Whittlesey: I think there will be an increase in the U.S. in the use and flexibility of cryptocurrency, but in my opinion, none of this will have anything to do with its [supported or regulated] viability as a form of employee compensation.
Essentially, what the administration is proposing is both loosened regulation and the creation of a strategic reserve. That will do a couple of things, like reduce volatility and make it more feasible in some respects to use crypto in general.
But there’s still some lack of clarity on whether crypto is a currency or an asset, which can also cause some tax-reporting issues.

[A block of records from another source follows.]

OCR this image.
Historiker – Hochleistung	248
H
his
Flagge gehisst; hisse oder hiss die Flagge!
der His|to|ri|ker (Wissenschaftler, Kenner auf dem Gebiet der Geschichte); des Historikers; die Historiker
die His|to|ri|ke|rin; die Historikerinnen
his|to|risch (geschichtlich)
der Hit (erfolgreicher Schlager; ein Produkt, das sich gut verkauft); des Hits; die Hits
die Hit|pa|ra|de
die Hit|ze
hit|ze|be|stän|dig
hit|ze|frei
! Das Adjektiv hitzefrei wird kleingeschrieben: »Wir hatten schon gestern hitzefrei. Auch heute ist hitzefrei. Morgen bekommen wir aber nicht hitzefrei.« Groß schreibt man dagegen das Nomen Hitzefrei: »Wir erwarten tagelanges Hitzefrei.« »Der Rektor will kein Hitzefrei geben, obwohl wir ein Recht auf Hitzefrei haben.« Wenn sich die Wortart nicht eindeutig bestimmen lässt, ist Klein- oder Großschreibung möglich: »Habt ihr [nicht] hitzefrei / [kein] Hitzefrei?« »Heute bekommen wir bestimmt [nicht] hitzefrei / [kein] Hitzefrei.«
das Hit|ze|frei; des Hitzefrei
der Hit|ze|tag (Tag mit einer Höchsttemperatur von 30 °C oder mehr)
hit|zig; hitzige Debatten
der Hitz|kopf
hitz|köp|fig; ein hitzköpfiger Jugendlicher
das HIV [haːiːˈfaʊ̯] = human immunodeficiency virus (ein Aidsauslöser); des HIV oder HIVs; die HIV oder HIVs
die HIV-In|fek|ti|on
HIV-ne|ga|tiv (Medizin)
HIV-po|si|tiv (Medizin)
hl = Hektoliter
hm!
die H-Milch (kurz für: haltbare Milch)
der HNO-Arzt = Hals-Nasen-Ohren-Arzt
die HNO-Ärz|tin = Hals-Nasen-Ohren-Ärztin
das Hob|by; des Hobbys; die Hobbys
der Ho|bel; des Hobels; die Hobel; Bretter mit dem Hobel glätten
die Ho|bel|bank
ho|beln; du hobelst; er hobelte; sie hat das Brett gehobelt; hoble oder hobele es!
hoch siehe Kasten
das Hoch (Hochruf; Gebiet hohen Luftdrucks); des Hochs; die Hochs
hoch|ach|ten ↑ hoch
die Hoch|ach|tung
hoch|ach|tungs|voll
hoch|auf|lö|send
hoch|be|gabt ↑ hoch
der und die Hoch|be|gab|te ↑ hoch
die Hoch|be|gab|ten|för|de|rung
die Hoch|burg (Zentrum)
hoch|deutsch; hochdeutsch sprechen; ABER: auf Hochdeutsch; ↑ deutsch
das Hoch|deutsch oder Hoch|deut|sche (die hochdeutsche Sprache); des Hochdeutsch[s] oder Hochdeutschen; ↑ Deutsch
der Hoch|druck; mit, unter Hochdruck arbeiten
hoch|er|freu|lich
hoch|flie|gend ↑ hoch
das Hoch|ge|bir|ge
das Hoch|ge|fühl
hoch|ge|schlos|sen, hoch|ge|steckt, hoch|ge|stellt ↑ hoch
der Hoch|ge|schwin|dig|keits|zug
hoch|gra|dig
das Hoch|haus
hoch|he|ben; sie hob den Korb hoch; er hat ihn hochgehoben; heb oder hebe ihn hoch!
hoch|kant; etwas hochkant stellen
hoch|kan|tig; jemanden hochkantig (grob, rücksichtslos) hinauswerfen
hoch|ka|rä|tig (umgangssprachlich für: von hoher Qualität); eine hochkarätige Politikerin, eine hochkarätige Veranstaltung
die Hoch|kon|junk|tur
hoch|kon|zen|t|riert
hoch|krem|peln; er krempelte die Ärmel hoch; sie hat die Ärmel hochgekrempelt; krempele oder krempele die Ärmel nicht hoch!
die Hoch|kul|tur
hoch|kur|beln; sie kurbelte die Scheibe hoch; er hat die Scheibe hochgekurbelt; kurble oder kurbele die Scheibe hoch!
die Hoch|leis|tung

If all of the administration’s plans go through, it’s going to be a much more friendly environment for crypto. But they’re really designed on more of a macro level to encourage more domestic production of cryptocurrency than to encourage it as a form of employee compensation.
WD: What are the pros and cons of cryptocurrency as compensation?
Whittlesey: There’s really three layers of issues. The first is that it’s highly volatile. Four years ago, Bitcoin was at $60,000. Two years later, it was at $20,000 and now it’s at around $105,000 [as of mid-May].
It could be very complicated for comp professionals to explain the volatility risk that the employees would be looking at, but again, that may subside in a better regulatory environment.
The second layer is just pure labor and compensation law, from the Fair Labor Standards Act to 401(k) contributions. Also, if you’re going to pay someone $50,000 in crypto, the price changes 24/7, so employers will need to figure that out.
The third layer is all the tax reporting and state- and country-specific withholding rules.
If you pay a U.S. employee $50,000, you give them a W-2 and you’re done. But with crypto, every fractional payment is a separate line item for cash reporting.
Maybe that will get simpler, but there’s just a lot of technical complexity right now.
WD: What are some of the biggest things to consider before making this a formal compensation option?
Whittlesey: The biggest challenge will be employee communication. Companies are still struggling with communications around company stock plans. That’s been a problem for decades — and now, you’re taking it up a whole other level with the complexity around crypto.
So, in order to do employee education around crypto, not just comp professionals but HR generalists also will need to stay on top of what is a fast-changing topic. If someone asks why they’re getting paid in Bitcoin instead of Ethereum, or what blockchain is, they’ll need to have answers.
WD: Are many companies currently offering this option?
Whittlesey: Sure, some companies are paying their employees in crypto. If you work for a crypto company, you’re probably a big crypto fan and you might want to be paid in crypto.
But for other companies, I think they’re just saying, “That sounds cool,” or maybe their employees are seeing their friends getting paid in crypto and asking, “Can I get paid in crypto too?” But, no one’s really thought through what that means.
The crypto world can be sort of an “outlaw” culture sometimes, and the challenge for comp professionals is in stepping into something really complicated. But it’s truly going to come down to the nuts and bolts of: “Can our payroll system handle this?”
I think the real value here is that it reminds us of all the issues we have to think through if we are going to consider a fairly radical idea.
Employers have been learning these lessons going back to the early 2000s, when companies began extending stock compensation to employees around the world and learned just how complicated a process it turned out to be.
It’s an interesting idea to talk about, but ultimately the question is: What’s the real advantage?
If it’s not a win/win for employer and employee, then you really must wonder if it’s worth doing at all.